Eishockey

Eisbären verlieren mit 2:5 gegen Ingolstadt

Die Eisbären Berlin haben am Freitagabend das zweite Heimspiel in Folge verloren. Das Team unterlag Ingolstadt mit 2:5.

Für Marco Janzen wurde es ein ganz besonderer Abend. Eigentlich hatte er sich nur eine Karte für das Spiel des EHC Eisbären gegen den ERC Ingolstadt gekauft. Doch nach ihrer Eröffnung im Jahr 2008 erwartete die Mercedes-Benz Arena bei eben jener Partie aus der Deutschen Eishockey Liga (DEL) ihren zehnmillionsten Besucher, und der war Marco Janzen. Den Puck zum Ehrenbully durfte er dafür einwerfen, und er durfte mit Peter John Lee, dem Manager der Eisbären, sowie Stefan Ustorf, dem Sportlichen Leiter, das Spiel in der Loge der Berliner verfolgen.
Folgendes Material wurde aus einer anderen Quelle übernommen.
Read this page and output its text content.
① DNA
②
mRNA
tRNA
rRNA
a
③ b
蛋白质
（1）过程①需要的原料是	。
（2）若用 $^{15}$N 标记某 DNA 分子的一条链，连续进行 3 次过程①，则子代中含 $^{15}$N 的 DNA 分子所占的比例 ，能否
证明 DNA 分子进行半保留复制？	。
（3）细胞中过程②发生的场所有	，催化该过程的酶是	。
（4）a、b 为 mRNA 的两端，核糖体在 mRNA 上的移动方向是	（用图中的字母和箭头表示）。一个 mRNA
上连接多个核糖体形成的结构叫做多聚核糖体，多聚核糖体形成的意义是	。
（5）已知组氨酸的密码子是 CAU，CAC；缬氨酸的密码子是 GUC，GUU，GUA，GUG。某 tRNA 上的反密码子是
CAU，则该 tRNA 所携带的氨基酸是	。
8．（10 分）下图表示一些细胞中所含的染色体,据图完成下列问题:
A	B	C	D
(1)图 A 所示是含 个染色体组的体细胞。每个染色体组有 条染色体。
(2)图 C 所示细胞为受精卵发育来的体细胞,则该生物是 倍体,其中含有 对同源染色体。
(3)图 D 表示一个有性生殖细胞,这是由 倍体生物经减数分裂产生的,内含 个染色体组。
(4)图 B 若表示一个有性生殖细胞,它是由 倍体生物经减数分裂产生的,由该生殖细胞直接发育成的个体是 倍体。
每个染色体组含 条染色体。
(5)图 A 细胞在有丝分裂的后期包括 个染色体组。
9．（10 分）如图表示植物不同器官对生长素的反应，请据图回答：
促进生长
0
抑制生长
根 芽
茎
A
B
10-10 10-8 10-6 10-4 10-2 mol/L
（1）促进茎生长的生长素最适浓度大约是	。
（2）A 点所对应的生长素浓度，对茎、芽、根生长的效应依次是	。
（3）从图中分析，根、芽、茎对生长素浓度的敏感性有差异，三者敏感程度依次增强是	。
Bei so einer Überraschung wird ein Ergebnis schnell zweitrangig, gar nicht so unpassend, denn Janzen wurde diesbezüglich nicht verwöhnt. Mit 2:5 (1:1, 1:1, 0:3) unterlag der Tabellenführer den Oberbayern vor 12.617 Fans. Der EHC bleibt jedoch Spitze, weil Verfolger ¬Iserlohn ¬seine Partie in Krefeld verlor.
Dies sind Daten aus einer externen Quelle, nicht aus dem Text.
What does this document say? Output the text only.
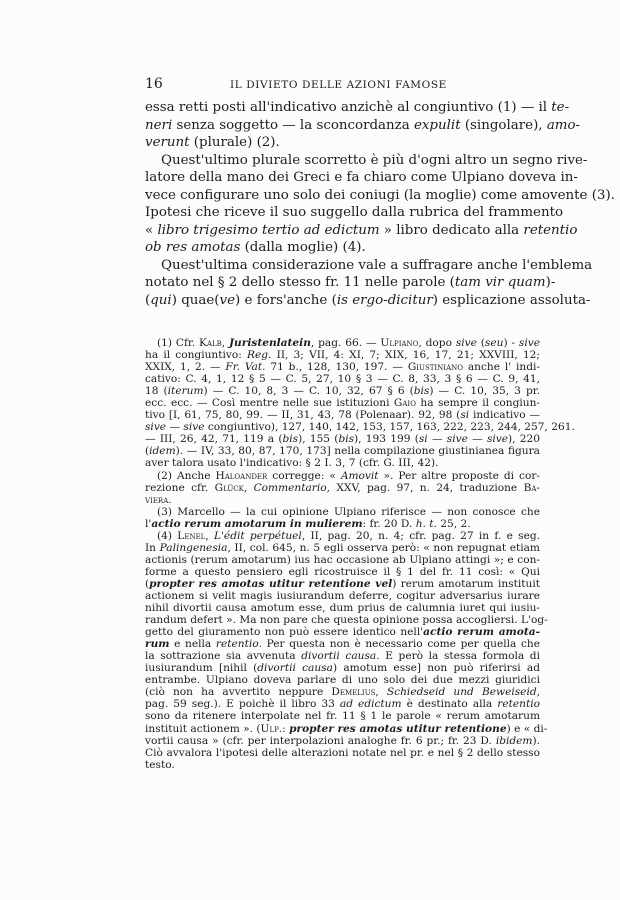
16	IL DIVIETO DELLE AZIONI FAMOSE
essa retti posti all'indicativo anzichè al congiuntivo (1) — il te-
neri senza soggetto — la sconcordanza expulit (singolare), amo-
verunt (plurale) (2).
Quest'ultimo plurale scorretto è più d'ogni altro un segno rive-
latore della mano dei Greci e fa chiaro come Ulpiano doveva in-
vece configurare uno solo dei coniugi (la moglie) come amovente (3).
Ipotesi che riceve il suo suggello dalla rubrica del frammento
« libro trigesimo tertio ad edictum » libro dedicato alla retentio
ob res amotas (dalla moglie) (4).
Quest'ultima considerazione vale a suffragare anche l'emblema
notato nel § 2 dello stesso fr. 11 nelle parole (tam vir quam)-
(qui) quae(ve) e fors'anche (is ergo-dicitur) esplicazione assoluta-
(1) Cfr. Kalb, Juristenlatein, pag. 66. — Ulpiano, dopo sive (seu) - sive
ha il congiuntivo: Reg. II, 3; VII, 4: XI, 7; XIX, 16, 17, 21; XXVIII, 12;
XXIX, 1, 2. — Fr. Vat. 71 b., 128, 130, 197. — Giustiniano anche l' indi-
cativo: C. 4, 1, 12 § 5 — C. 5, 27, 10 § 3 — C. 8, 33, 3 § 6 — C. 9, 41,
18 (iterum) — C. 10, 8, 3 — C. 10, 32, 67 § 6 (bis) — C. 10, 35, 3 pr.
ecc. ecc. — Così mentre nelle sue istituzioni Gaio ha sempre il congiun-
tivo [I, 61, 75, 80, 99. — II, 31, 43, 78 (Polenaar). 92, 98 (si indicativo —
sive — sive congiuntivo), 127, 140, 142, 153, 157, 163, 222, 223, 244, 257, 261.
— III, 26, 42, 71, 119 a (bis), 155 (bis), 193 199 (si — sive — sive), 220
(idem). — IV, 33, 80, 87, 170, 173] nella compilazione giustinianea figura
aver talora usato l'indicativo: § 2 I. 3, 7 (cfr. G. III, 42).
(2) Anche Haloander corregge: « Amovit ». Per altre proposte di cor-
rezione cfr. Glück, Commentario, XXV, pag. 97, n. 24, traduzione Ba-
viera.
(3) Marcello — la cui opinione Ulpiano riferisce — non conosce che
l'actio rerum amotarum in mulierem: fr. 20 D. h. t. 25, 2.
(4) Lenel, L'édit perpétuel, II, pag. 20, n. 4; cfr. pag. 27 in f. e seg.
In Palingenesia, II, col. 645, n. 5 egli osserva però: « non repugnat etiam
actionis (rerum amotarum) ius hac occasione ab Ulpiano attingi »; e con-
forme a questo pensiero egli ricostruisce il § 1 del fr. 11 così: « Qui
(propter res amotas utitur retentione vel) rerum amotarum instituit
actionem si velit magis iusiurandum deferre, cogitur adversarius iurare
nihil divortii causa amotum esse, dum prius de calumnia iuret qui iusiu-
randum defert ». Ma non pare che questa opinione possa accogliersi. L'og-
getto del giuramento non può essere identico nell'actio rerum amota-
rum e nella retentio. Per questa non è necessario come per quella che
la sottrazione sia avvenuta divortii causa. E però la stessa formola di
iusiurandum [nihil (divortii causa) amotum esse] non può riferirsi ad
entrambe. Ulpiano doveva parlare di uno solo dei due mezzi giuridici
(ciò non ha avvertito neppure Demelius, Schiedseid und Beweiseid,
pag. 59 seg.). E poichè il libro 33 ad edictum è destinato alla retentio
sono da ritenere interpolate nel fr. 11 § 1 le parole « rerum amotarum
instituit actionem ». (Ulp.: propter res amotas utitur retentione) e « di-
vortii causa » (cfr. per interpolazioni analoghe fr. 6 pr.; fr. 23 D. ibidem).
Ciò avvalora l'ipotesi delle alterazioni notate nel pr. e nel § 2 dello stesso
testo.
Es war ein schwieriger Abend für die Berliner. Nach der derben Schiedsrichterschelte von Trainer Uwe Krupp am vergangenen Wochenende wirkte es, als wollte die gestreifte Zunft zurückschlagen und sorgte für reichlich Gedränge auf der Eisbären-Strafbank. In doppelter Unterzahl gerieten die Berliner dann auch in Rückstand durch Patrick McNeill (10.). Zerfahren ging es weiter, vieles blieb Stückwerk, einiges sah etwas verkrampft aus. „Man merkte, dass Ingolstadt jeden Punkt braucht“, sagte Stürmer Spencer Machacek. Die Bayern kämpfen im Mittelfeld verbissen um den Einzug in das Play-off.
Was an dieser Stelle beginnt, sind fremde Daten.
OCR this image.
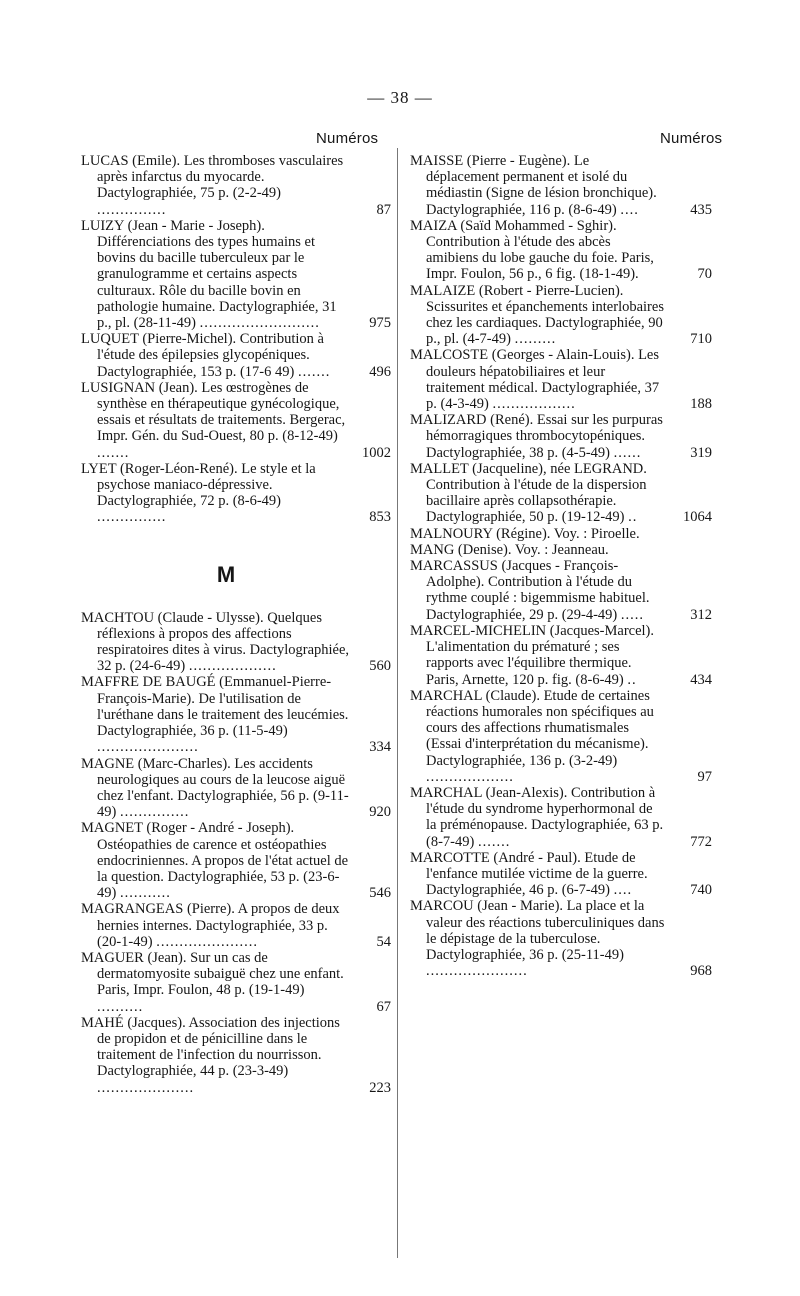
— 38 —
Numéros	Numéros
LUCAS (Emile). Les thromboses vasculaires après infarctus du myocarde. Dactylographiée, 75 p. (2-2-49) ...............	87
LUIZY (Jean - Marie - Joseph). Différenciations des types humains et bovins du bacille tuberculeux par le granulogramme et certains aspects culturaux. Rôle du bacille bovin en pathologie humaine. Dactylographiée, 31 p., pl. (28-11-49) ..........................	975
LUQUET (Pierre-Michel). Contribution à l'étude des épilepsies glycopéniques. Dactylographiée, 153 p. (17-6 49) .......	496
LUSIGNAN (Jean). Les œstrogènes de synthèse en thérapeutique gynécologique, essais et résultats de traitements. Bergerac, Impr. Gén. du Sud-Ouest, 80 p. (8-12-49) .......	1002
LYET (Roger-Léon-René). Le style et la psychose maniaco-dépressive. Dactylographiée, 72 p. (8-6-49) ...............	853
M
MACHTOU (Claude - Ulysse). Quelques réflexions à propos des affections respiratoires dites à virus. Dactylographiée, 32 p. (24-6-49) ...................	560
MAFFRE DE BAUGÉ (Emmanuel-Pierre-François-Marie). De l'utilisation de l'uréthane dans le traitement des leucémies. Dactylographiée, 36 p. (11-5-49) ......................	334
MAGNE (Marc-Charles). Les accidents neurologiques au cours de la leucose aiguë chez l'enfant. Dactylographiée, 56 p. (9-11-49) ...............	920
MAGNET (Roger - André - Joseph). Ostéopathies de carence et ostéopathies endocriniennes. A propos de l'état actuel de la question. Dactylographiée, 53 p. (23-6-49) ...........	546
MAGRANGEAS (Pierre). A propos de deux hernies internes. Dactylographiée, 33 p. (20-1-49) ......................	54
MAGUER (Jean). Sur un cas de dermatomyosite subaiguë chez une enfant. Paris, Impr. Foulon, 48 p. (19-1-49) ..........	67
MAHÉ (Jacques). Association des injections de propidon et de pénicilline dans le traitement de l'infection du nourrisson. Dactylographiée, 44 p. (23-3-49) .....................	223
MAISSE (Pierre - Eugène). Le déplacement permanent et isolé du médiastin (Signe de lésion bronchique). Dactylographiée, 116 p. (8-6-49) ....	435
MAIZA (Saïd Mohammed - Sghir). Contribution à l'étude des abcès amibiens du lobe gauche du foie. Paris, Impr. Foulon, 56 p., 6 fig. (18-1-49).	70
MALAIZE (Robert - Pierre-Lucien). Scissurites et épanchements interlobaires chez les cardiaques. Dactylographiée, 90 p., pl. (4-7-49) .........	710
MALCOSTE (Georges - Alain-Louis). Les douleurs hépatobiliaires et leur traitement médical. Dactylographiée, 37 p. (4-3-49) ..................	188
MALIZARD (René). Essai sur les purpuras hémorragiques thrombocytopéniques. Dactylographiée, 38 p. (4-5-49) ......	319
MALLET (Jacqueline), née LEGRAND. Contribution à l'étude de la dispersion bacillaire après collapsothérapie. Dactylographiée, 50 p. (19-12-49) ..	1064
MALNOURY (Régine). Voy. : Piroelle.
MANG (Denise). Voy. : Jeanneau.
MARCASSUS (Jacques - François-Adolphe). Contribution à l'étude du rythme couplé : bigemmisme habituel. Dactylographiée, 29 p. (29-4-49) .....	312
MARCEL-MICHELIN (Jacques-Marcel). L'alimentation du prématuré ; ses rapports avec l'équilibre thermique. Paris, Arnette, 120 p. fig. (8-6-49) ..	434
MARCHAL (Claude). Etude de certaines réactions humorales non spécifiques au cours des affections rhumatismales (Essai d'interprétation du mécanisme). Dactylographiée, 136 p. (3-2-49) ...................	97
MARCHAL (Jean-Alexis). Contribution à l'étude du syndrome hyperhormonal de la préménopause. Dactylographiée, 63 p. (8-7-49) .......	772
MARCOTTE (André - Paul). Etude de l'enfance mutilée victime de la guerre. Dactylographiée, 46 p. (6-7-49) ....	740
MARCOU (Jean - Marie). La place et la valeur des réactions tuberculiniques dans le dépistage de la tuberculose. Dactylographiée, 36 p. (25-11-49) ......................	968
Dennoch drehten die Eisbären die Partie. Ausgerechnet Rückkehrer Mark Bell traf nach einem Jahr Verletzungspause nach Vorlage von Machacek zum 1:1 (13.), eine Flugeinlage in Netz garnierte seinen Treffer. Reihenkollege Sven Ziegler erzielte die Führung (24). Der vierte Sieg im vierten Saisonduell schien zum Greifen nah. Doch die Berliner fanden ihren Rhythmus einfach nicht, viele Unachtsamkeiten verschafften Torhüter Petri Vehanen ordentlich Beschäftigung. Gegen Brandon Buck hatte der Finne dabei drei Mal das Nachsehen (41., 48., 56.). Wenigstens Marco Janzen hatte trotzdem sein ¬großes Erlebnis an diesem Abend.